Canada’s National History Society spoke with finalists of the 2020 Governor General’s History Award for Excellence in Community Programming who additionally received honourable mention distinction for their projects.
The award aims to inspire small or volunteer-led community organizations in the creation of innovative programming that commemorates unique aspects of our heritage. In the interviews, project representatives give insight into how their projects engaged the public in Canadian history, the unique community partnerships they forged, and the lasting community impact.

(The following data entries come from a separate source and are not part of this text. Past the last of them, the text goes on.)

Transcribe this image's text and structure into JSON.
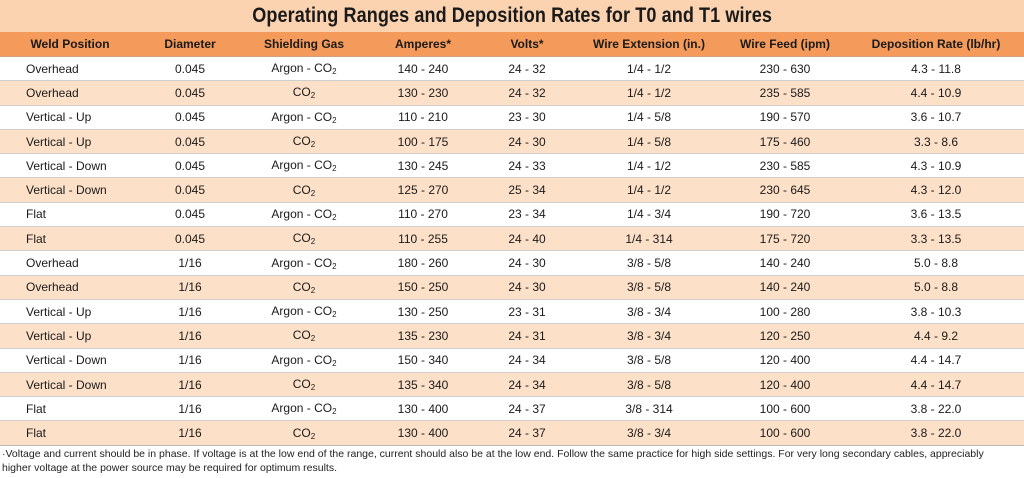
{
  "title": "Operating Ranges and Deposition Rates for T0 and T1 wires",
  "columns": [
    "Weld Position",
    "Diameter",
    "Shielding Gas",
    "Amperes*",
    "Volts*",
    "Wire Extension (in.)",
    "Wire Feed (ipm)",
    "Deposition Rate (lb/hr)"
  ],
  "rows": [
    {
      "position": "Overhead",
      "diameter": "0.045",
      "gas_prefix": "Argon - CO",
      "gas_sub": "2",
      "amperes": "140 - 240",
      "volts": "24 - 32",
      "extension": "1/4 - 1/2",
      "feed": "230 - 630",
      "rate": "4.3 - 11.8"
    },
    {
      "position": "Overhead",
      "diameter": "0.045",
      "gas_prefix": "CO",
      "gas_sub": "2",
      "amperes": "130 - 230",
      "volts": "24 - 32",
      "extension": "1/4 - 1/2",
      "feed": "235 - 585",
      "rate": "4.4 - 10.9"
    },
    {
      "position": "Vertical - Up",
      "diameter": "0.045",
      "gas_prefix": "Argon - CO",
      "gas_sub": "2",
      "amperes": "110 - 210",
      "volts": "23 - 30",
      "extension": "1/4 - 5/8",
      "feed": "190 - 570",
      "rate": "3.6 - 10.7"
    },
    {
      "position": "Vertical - Up",
      "diameter": "0.045",
      "gas_prefix": "CO",
      "gas_sub": "2",
      "amperes": "100 - 175",
      "volts": "24 - 30",
      "extension": "1/4 - 5/8",
      "feed": "175 - 460",
      "rate": "3.3 - 8.6"
    },
    {
      "position": "Vertical - Down",
      "diameter": "0.045",
      "gas_prefix": "Argon - CO",
      "gas_sub": "2",
      "amperes": "130 - 245",
      "volts": "24 - 33",
      "extension": "1/4 - 1/2",
      "feed": "230 - 585",
      "rate": "4.3 - 10.9"
    },
    {
      "position": "Vertical - Down",
      "diameter": "0.045",
      "gas_prefix": "CO",
      "gas_sub": "2",
      "amperes": "125 - 270",
      "volts": "25 - 34",
      "extension": "1/4 - 1/2",
      "feed": "230 - 645",
      "rate": "4.3 - 12.0"
    },
    {
      "position": "Flat",
      "diameter": "0.045",
      "gas_prefix": "Argon - CO",
      "gas_sub": "2",
      "amperes": "110 - 270",
      "volts": "23 - 34",
      "extension": "1/4 - 3/4",
      "feed": "190 - 720",
      "rate": "3.6 - 13.5"
    },
    {
      "position": "Flat",
      "diameter": "0.045",
      "gas_prefix": "CO",
      "gas_sub": "2",
      "amperes": "110 - 255",
      "volts": "24 - 40",
      "extension": "1/4 - 314",
      "feed": "175 - 720",
      "rate": "3.3 - 13.5"
    },
    {
      "position": "Overhead",
      "diameter": "1/16",
      "gas_prefix": "Argon - CO",
      "gas_sub": "2",
      "amperes": "180 - 260",
      "volts": "24 - 30",
      "extension": "3/8 - 5/8",
      "feed": "140 - 240",
      "rate": "5.0 - 8.8"
    },
    {
      "position": "Overhead",
      "diameter": "1/16",
      "gas_prefix": "CO",
      "gas_sub": "2",
      "amperes": "150 - 250",
      "volts": "24 - 30",
      "extension": "3/8 - 5/8",
      "feed": "140 - 240",
      "rate": "5.0 - 8.8"
    },
    {
      "position": "Vertical - Up",
      "diameter": "1/16",
      "gas_prefix": "Argon - CO",
      "gas_sub": "2",
      "amperes": "130 - 250",
      "volts": "23 - 31",
      "extension": "3/8 - 3/4",
      "feed": "100 - 280",
      "rate": "3.8 - 10.3"
    },
    {
      "position": "Vertical - Up",
      "diameter": "1/16",
      "gas_prefix": "CO",
      "gas_sub": "2",
      "amperes": "135 - 230",
      "volts": "24 - 31",
      "extension": "3/8 - 3/4",
      "feed": "120 - 250",
      "rate": "4.4 - 9.2"
    },
    {
      "position": "Vertical -  Down",
      "diameter": "1/16",
      "gas_prefix": "Argon - CO",
      "gas_sub": "2",
      "amperes": "150 - 340",
      "volts": "24 - 34",
      "extension": "3/8 - 5/8",
      "feed": "120 - 400",
      "rate": "4.4 - 14.7"
    },
    {
      "position": "Vertical - Down",
      "diameter": "1/16",
      "gas_prefix": "CO",
      "gas_sub": "2",
      "amperes": "135 - 340",
      "volts": "24 - 34",
      "extension": "3/8 - 5/8",
      "feed": "120 - 400",
      "rate": "4.4 - 14.7"
    },
    {
      "position": "Flat",
      "diameter": "1/16",
      "gas_prefix": "Argon - CO",
      "gas_sub": "2",
      "amperes": "130 - 400",
      "volts": "24 - 37",
      "extension": "3/8 - 314",
      "feed": "100 - 600",
      "rate": "3.8 - 22.0"
    },
    {
      "position": "Flat",
      "diameter": "1/16",
      "gas_prefix": "CO",
      "gas_sub": "2",
      "amperes": "130 - 400",
      "volts": "24 - 37",
      "extension": "3/8 - 3/4",
      "feed": "100 - 600",
      "rate": "3.8 - 22.0"
    }
  ],
  "footnote": {
    "line1": "·Voltage and current should be in phase. If voltage is at the low end of the range, current should also be at the low end. Follow the same practice for high side settings. For very long secondary cables, appreciably",
    "line2": "higher voltage at the power source may be required for optimum results."
  },
  "colors": {
    "title_bg": "#fbd3b0",
    "header_bg": "#f49a5a",
    "row_alt_bg": "#fde0c8",
    "row_bg": "#ffffff"
  }
}
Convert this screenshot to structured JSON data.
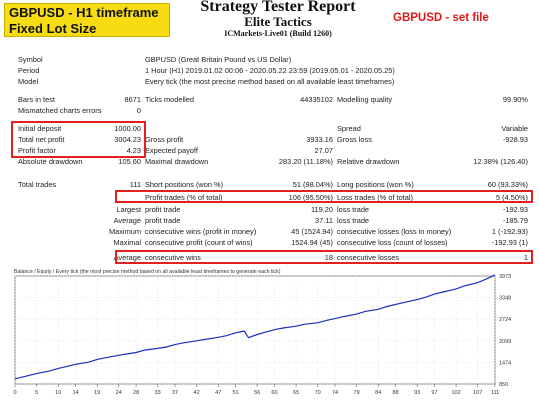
{
  "header": {
    "badge_line1": "GBPUSD - H1 timeframe",
    "badge_line2": "Fixed Lot Size",
    "title": "Strategy Tester Report",
    "subtitle": "Elite Tactics",
    "server": "ICMarkets-Live01 (Build 1260)",
    "setfile": "GBPUSD - set file"
  },
  "info": {
    "symbol_label": "Symbol",
    "symbol_value": "GBPUSD (Great Britain Pound vs US Dollar)",
    "period_label": "Period",
    "period_value": "1 Hour (H1) 2019.01.02 00:06 - 2020.05.22 23:59 (2019.05.01 - 2020.05.25)",
    "model_label": "Model",
    "model_value": "Every tick (the most precise method based on all available least timeframes)"
  },
  "stats": {
    "bars_label": "Bars in test",
    "bars_value": "8671",
    "ticks_label": "Ticks modelled",
    "ticks_value": "44335102",
    "quality_label": "Modelling quality",
    "quality_value": "99.90%",
    "mismatch_label": "Mismatched charts errors",
    "mismatch_value": "0",
    "deposit_label": "Initial deposit",
    "deposit_value": "1000.00",
    "spread_label": "Spread",
    "spread_value": "Variable",
    "netprofit_label": "Total net profit",
    "netprofit_value": "3004.23",
    "grossprofit_label": "Gross profit",
    "grossprofit_value": "3933.16",
    "grossloss_label": "Gross loss",
    "grossloss_value": "-928.93",
    "pf_label": "Profit factor",
    "pf_value": "4.23",
    "payoff_label": "Expected payoff",
    "payoff_value": "27.07",
    "absdd_label": "Absolute drawdown",
    "absdd_value": "105.60",
    "maxdd_label": "Maximal drawdown",
    "maxdd_value": "283.20 (11.18%)",
    "reldd_label": "Relative drawdown",
    "reldd_value": "12.38% (126.40)",
    "trades_label": "Total trades",
    "trades_value": "111",
    "short_label": "Short positions (won %)",
    "short_value": "51 (98.04%)",
    "long_label": "Long positions (won %)",
    "long_value": "60 (93.33%)",
    "ptrades_label": "Profit trades (% of total)",
    "ptrades_value": "106 (95.50%)",
    "ltrades_label": "Loss trades (% of total)",
    "ltrades_value": "5 (4.50%)",
    "largest_label": "Largest",
    "lp_label": "profit trade",
    "lp_value": "119.20",
    "ll_label": "loss trade",
    "ll_value": "-192.93",
    "average_label": "Average",
    "ap_label": "profit trade",
    "ap_value": "37.11",
    "al_label": "loss trade",
    "al_value": "-185.79",
    "maximum_label": "Maximum",
    "mcw_label": "consecutive wins (profit in money)",
    "mcw_value": "45 (1524.94)",
    "mcl_label": "consecutive losses (loss in money)",
    "mcl_value": "1 (-192.93)",
    "maximal_label": "Maximal",
    "mcp_label": "consecutive profit (count of wins)",
    "mcp_value": "1524.94 (45)",
    "mclc_label": "consecutive loss (count of losses)",
    "mclc_value": "-192.93 (1)",
    "average2_label": "Average",
    "acw_label": "consecutive wins",
    "acw_value": "18",
    "acl_label": "consecutive losses",
    "acl_value": "1"
  },
  "chart_data": {
    "type": "line",
    "legend": "Balance / Equity / Every tick (the most precise method based on all available least timeframes to generate each tick)",
    "x_ticks": [
      0,
      5,
      10,
      14,
      19,
      24,
      28,
      33,
      37,
      42,
      47,
      51,
      56,
      60,
      65,
      70,
      74,
      79,
      84,
      88,
      93,
      97,
      102,
      107,
      111
    ],
    "y_ticks": [
      850,
      1474,
      2099,
      2724,
      3348,
      3973
    ],
    "xlim": [
      0,
      111
    ],
    "ylim": [
      850,
      3973
    ],
    "series": [
      {
        "name": "Balance",
        "color": "#1a2fbf",
        "x": [
          0,
          3,
          5,
          8,
          10,
          12,
          14,
          17,
          19,
          21,
          24,
          26,
          28,
          30,
          33,
          35,
          37,
          39,
          42,
          44,
          47,
          49,
          51,
          53,
          54,
          56,
          58,
          60,
          62,
          65,
          67,
          70,
          72,
          74,
          76,
          79,
          81,
          84,
          86,
          88,
          90,
          93,
          95,
          97,
          99,
          102,
          104,
          107,
          109,
          111
        ],
        "y": [
          1000,
          1090,
          1150,
          1230,
          1300,
          1360,
          1420,
          1480,
          1560,
          1610,
          1680,
          1720,
          1760,
          1830,
          1880,
          1920,
          1990,
          2040,
          2100,
          2140,
          2200,
          2250,
          2330,
          2380,
          2190,
          2280,
          2350,
          2420,
          2470,
          2520,
          2580,
          2620,
          2690,
          2740,
          2800,
          2870,
          2950,
          3010,
          3090,
          3150,
          3210,
          3290,
          3360,
          3450,
          3510,
          3600,
          3690,
          3780,
          3890,
          4004
        ]
      }
    ]
  }
}
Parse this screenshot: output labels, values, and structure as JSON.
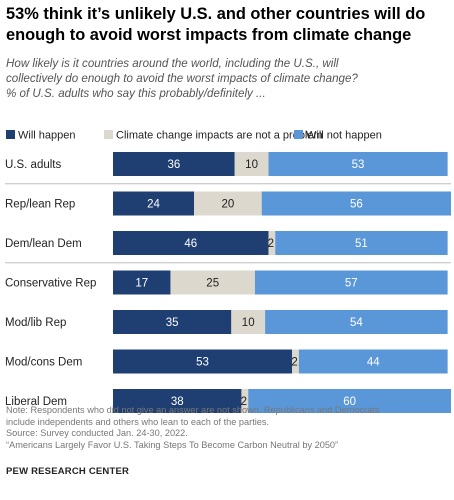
{
  "header": {
    "title_line1": "53% think it’s unlikely U.S. and other countries will do",
    "title_line2": "enough to avoid worst impacts from climate change",
    "subtitle_line1": "How likely is it countries around the world, including the U.S., will",
    "subtitle_line2": "collectively do enough to avoid the worst impacts of climate change?",
    "subtitle_line3": "% of U.S. adults who say this probably/definitely ..."
  },
  "chart_data": {
    "type": "bar",
    "orientation": "horizontal",
    "stacked": true,
    "categories": [
      "U.S. adults",
      "Rep/lean Rep",
      "Dem/lean Dem",
      "Conservative Rep",
      "Mod/lib Rep",
      "Mod/cons Dem",
      "Liberal Dem"
    ],
    "series": [
      {
        "name": "Will happen",
        "color": "#1f3f73",
        "label_color": "#ffffff",
        "values": [
          36,
          24,
          46,
          17,
          35,
          53,
          38
        ]
      },
      {
        "name": "Climate change impacts are not a problem",
        "color": "#dcd8cd",
        "label_color": "#222222",
        "values": [
          10,
          20,
          2,
          25,
          10,
          2,
          2
        ]
      },
      {
        "name": "Will not happen",
        "color": "#5a97d9",
        "label_color": "#ffffff",
        "values": [
          53,
          56,
          51,
          57,
          54,
          44,
          60
        ]
      }
    ],
    "legend_position": "top",
    "xlim": [
      0,
      100
    ],
    "grid": false,
    "group_dividers_after": [
      0,
      2
    ]
  },
  "footer": {
    "note_line1": "Note: Respondents who did not give an answer are not shown. Republicans and Democrats",
    "note_line2": "include independents and others who lean to each of the parties.",
    "source": "Source: Survey conducted Jan. 24-30, 2022.",
    "report": "“Americans Largely Favor U.S. Taking Steps To Become Carbon Neutral by 2050”",
    "org": "PEW RESEARCH CENTER"
  }
}
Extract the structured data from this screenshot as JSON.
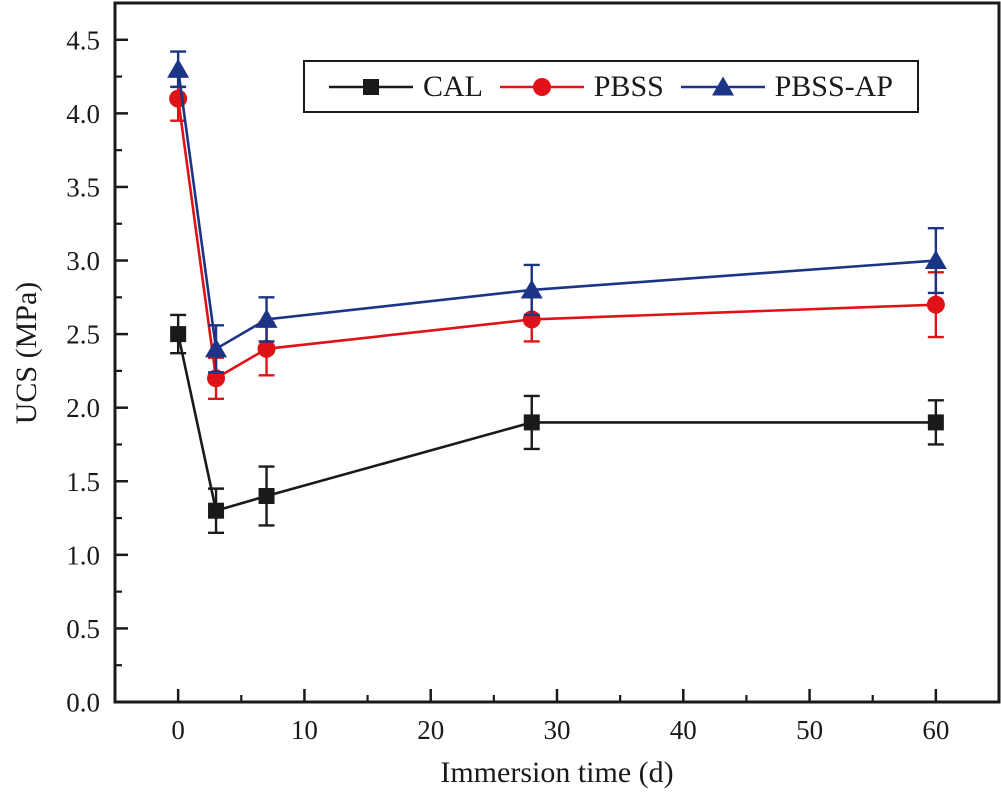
{
  "figure": {
    "background": "#ffffff",
    "axis_color": "#1a1a1a"
  },
  "chart_data": {
    "type": "line",
    "title": "",
    "xlabel": "Immersion time (d)",
    "ylabel": "UCS (MPa)",
    "grid": false,
    "legend_position": "top-center-inside",
    "xlim": [
      -5,
      65
    ],
    "ylim": [
      0,
      4.75
    ],
    "x": [
      0,
      3,
      7,
      28,
      60
    ],
    "series": [
      {
        "name": "CAL",
        "color": "#1a1a1a",
        "marker": "square",
        "values": [
          2.5,
          1.3,
          1.4,
          1.9,
          1.9
        ],
        "errors": [
          0.13,
          0.15,
          0.2,
          0.18,
          0.15
        ]
      },
      {
        "name": "PBSS",
        "color": "#e01217",
        "marker": "circle",
        "values": [
          4.1,
          2.2,
          2.4,
          2.6,
          2.7
        ],
        "errors": [
          0.15,
          0.14,
          0.18,
          0.15,
          0.22
        ]
      },
      {
        "name": "PBSS-AP",
        "color": "#1b3485",
        "marker": "triangle-up",
        "values": [
          4.3,
          2.4,
          2.6,
          2.8,
          3.0
        ],
        "errors": [
          0.12,
          0.16,
          0.15,
          0.17,
          0.22
        ]
      }
    ],
    "x_major_ticks": [
      0,
      10,
      20,
      30,
      40,
      50,
      60
    ],
    "x_tick_labels": [
      "0",
      "10",
      "20",
      "30",
      "40",
      "50",
      "60"
    ],
    "x_minor_ticks": [
      5,
      15,
      25,
      35,
      45,
      55
    ],
    "y_major_ticks": [
      0,
      0.5,
      1,
      1.5,
      2,
      2.5,
      3,
      3.5,
      4,
      4.5
    ],
    "y_tick_labels": [
      "0.0",
      "0.5",
      "1.0",
      "1.5",
      "2.0",
      "2.5",
      "3.0",
      "3.5",
      "4.0",
      "4.5"
    ],
    "y_minor_ticks": [
      0.25,
      0.75,
      1.25,
      1.75,
      2.25,
      2.75,
      3.25,
      3.75,
      4.25
    ]
  }
}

John Sandlos is a professor of history at Memorial University of Newfoundland, where he studies and teaches in the area of Canadian and environmental history. Since 2007, he has conducted extensive archival and community-based research on the history of mining in northern Canada. He is the co-editor (with Arn Keeling) of Mining and Communities in the Canadian North: History, Politics, Memory (University of Calgary Press, 2015). From 2013, Sandlos was the Principal Investigator on the Toxic Legacies Project, a community-based research partnership with the Yellowknives Dene First Nation and Alternatives North (a Yellowknife-based environmental and social justice coalition) to study the historical impacts of arsenic contamination due to gold mining at Yellowknife, and how to communicate the long term toxic threat of 237,000 tonnes of arsenic buried under the ground at the abandoned Giant Mine to future generations.